We are finishing the first week; we’ve had our opening class sessions, and president’s convocation. Students are finalizing their financial aid arrangements, makings sure their schedules are leading them toward graduation. Books have been acquired and some papers have already been written (I will grade some this weekend!).
All of this has reminded me of the necessity of keeping the process and requirements (the bureaucracy) simple and practical, and of the need to translate sometimes technical “educationese” into common sense, everyday speech. We have been working hard at this.
The same goes for teaching. Like my faculty colleagues, I am back in the classroom, and learning again that the art of teaching is really about communicating, one person and mind to another. Today we might emphasize the whole person, and their multiple forms of intelligence, and rightly so. But this week I was reminded of how difficult thinking and learning is, how much energy it takes, and how often we try to avoid it.
In teaching we have to translate the technical language of a subject into the common sense language the student brings with them, then initiate them into the technical language and the purpose it serves and into the process of re-translation back into everyday experience and speech. In my ethics class I found myself illustrating “consequences” of actions, whether “intentional” or “unintentional,” and whether with full knowledge or in ignorance. Then we had to consider fairness or justice in practical and abstract senses, and how a person might or might not develop in ethical awareness given those consequences. This can be hard going, but with the help of practical common sense examples and cases students made the jump from one to the other, and we are off on the exploration of ethics as it applies to business (and yes, for the skeptics, it does apply).

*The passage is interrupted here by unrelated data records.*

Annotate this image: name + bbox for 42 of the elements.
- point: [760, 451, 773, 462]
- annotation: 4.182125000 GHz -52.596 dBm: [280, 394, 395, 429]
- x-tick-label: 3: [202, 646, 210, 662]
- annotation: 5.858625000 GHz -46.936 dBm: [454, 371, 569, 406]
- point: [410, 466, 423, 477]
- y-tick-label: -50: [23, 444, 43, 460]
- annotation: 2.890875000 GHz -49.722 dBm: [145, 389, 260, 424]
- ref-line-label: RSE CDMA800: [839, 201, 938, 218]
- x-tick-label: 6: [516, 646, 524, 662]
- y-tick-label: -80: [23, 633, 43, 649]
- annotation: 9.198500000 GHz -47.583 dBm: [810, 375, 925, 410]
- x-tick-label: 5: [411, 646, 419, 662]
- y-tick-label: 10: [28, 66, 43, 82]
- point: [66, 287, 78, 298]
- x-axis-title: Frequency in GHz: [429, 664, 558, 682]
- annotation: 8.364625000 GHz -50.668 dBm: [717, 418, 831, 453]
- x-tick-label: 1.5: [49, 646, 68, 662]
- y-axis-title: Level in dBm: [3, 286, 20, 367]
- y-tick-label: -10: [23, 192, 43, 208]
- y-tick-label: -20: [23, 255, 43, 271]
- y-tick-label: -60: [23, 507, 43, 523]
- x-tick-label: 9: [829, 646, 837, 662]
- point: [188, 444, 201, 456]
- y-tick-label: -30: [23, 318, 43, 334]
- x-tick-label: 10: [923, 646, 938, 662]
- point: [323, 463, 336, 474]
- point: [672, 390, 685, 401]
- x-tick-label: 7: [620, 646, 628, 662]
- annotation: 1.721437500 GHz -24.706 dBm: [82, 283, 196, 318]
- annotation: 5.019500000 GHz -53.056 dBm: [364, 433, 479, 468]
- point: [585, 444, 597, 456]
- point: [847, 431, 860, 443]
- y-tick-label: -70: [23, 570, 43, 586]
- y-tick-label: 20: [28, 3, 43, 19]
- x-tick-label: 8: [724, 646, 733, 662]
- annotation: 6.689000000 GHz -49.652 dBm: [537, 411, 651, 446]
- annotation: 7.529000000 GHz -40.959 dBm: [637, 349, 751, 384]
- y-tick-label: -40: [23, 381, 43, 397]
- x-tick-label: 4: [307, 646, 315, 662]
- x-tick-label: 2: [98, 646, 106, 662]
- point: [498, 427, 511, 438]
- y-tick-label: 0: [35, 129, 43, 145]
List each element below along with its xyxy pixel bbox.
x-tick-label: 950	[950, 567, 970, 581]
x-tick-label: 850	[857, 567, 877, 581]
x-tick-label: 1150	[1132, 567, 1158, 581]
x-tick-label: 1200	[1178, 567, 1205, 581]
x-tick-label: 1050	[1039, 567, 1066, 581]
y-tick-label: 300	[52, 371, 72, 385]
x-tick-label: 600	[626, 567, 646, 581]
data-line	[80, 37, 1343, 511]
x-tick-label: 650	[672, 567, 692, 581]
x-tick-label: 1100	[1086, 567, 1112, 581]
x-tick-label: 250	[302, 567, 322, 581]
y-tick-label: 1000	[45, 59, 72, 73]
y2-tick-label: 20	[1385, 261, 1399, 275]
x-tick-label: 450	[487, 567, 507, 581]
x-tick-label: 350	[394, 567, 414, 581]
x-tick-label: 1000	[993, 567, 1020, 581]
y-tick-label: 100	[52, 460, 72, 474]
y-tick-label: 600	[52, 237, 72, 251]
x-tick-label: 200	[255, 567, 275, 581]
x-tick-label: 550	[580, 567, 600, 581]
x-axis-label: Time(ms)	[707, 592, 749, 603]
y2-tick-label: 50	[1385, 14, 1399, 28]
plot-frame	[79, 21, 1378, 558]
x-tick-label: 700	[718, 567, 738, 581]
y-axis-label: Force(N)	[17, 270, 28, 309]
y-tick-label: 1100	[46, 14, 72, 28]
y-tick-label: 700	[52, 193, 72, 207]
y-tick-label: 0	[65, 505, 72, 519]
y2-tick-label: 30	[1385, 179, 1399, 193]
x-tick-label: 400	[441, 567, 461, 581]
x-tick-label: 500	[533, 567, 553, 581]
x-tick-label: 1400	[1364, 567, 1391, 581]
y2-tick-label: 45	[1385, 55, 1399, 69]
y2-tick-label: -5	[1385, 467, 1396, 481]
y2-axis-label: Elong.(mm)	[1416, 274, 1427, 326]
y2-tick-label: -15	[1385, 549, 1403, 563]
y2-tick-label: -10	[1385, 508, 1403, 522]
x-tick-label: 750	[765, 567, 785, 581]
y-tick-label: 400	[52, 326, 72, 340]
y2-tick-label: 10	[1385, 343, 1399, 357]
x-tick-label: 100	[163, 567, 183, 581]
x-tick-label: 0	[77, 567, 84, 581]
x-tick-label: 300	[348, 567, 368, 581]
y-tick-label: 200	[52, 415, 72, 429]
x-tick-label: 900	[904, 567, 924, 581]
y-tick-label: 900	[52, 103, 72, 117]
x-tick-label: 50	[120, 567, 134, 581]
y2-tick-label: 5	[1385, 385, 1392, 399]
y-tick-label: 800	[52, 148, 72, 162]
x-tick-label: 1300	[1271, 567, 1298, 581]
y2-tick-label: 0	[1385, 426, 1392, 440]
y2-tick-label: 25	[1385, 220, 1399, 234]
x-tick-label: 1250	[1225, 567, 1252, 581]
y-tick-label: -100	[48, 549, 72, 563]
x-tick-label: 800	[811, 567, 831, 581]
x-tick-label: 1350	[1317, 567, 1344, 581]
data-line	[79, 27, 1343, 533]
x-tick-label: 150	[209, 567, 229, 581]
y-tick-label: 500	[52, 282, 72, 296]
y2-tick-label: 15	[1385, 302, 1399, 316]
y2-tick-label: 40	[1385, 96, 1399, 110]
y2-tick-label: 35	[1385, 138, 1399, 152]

As we at Fresno Pacific rise up out of the chaos that our economy had blasted into all of our work this year, as the wind of anxiety and frustration dies down, we will settle into our studies, faculty and students like. We think that education is best done in a community of trust where we work together in the exploration of a subject or field of study and its interaction with multiple other subjects and fields (we call this interdisciplinary study). It keeps all of us in contact with the issues, problems and mysteries that present themselves in our daily lives, and in the broader world. We attempt to overcome the isolation of pure individualism and of a narrowly segregated curriculum. Faith, reason, and experience all have their place, the Biblical scholar, the historian, and the scientist, for example, and often their place is in a common space where we witness a fruitful interaction. Students, we think, leave with a rich education.
We wouldn’t ask for the last year over again…ever. It has been the toughest I have experienced in more than 25 years at it. We still have a lot of work to do. But students have returned enthusiastic and ready. Enrollment is strong. The staff throughout the university (at all our campuses) has been working hard and with a good spirit to bring it all together. The faculty are working at the communication that is teaching and learning. I’m going to take some time to read and think about some of those problems and mysteries, and how to communicate them. We can’t ask for a lot more.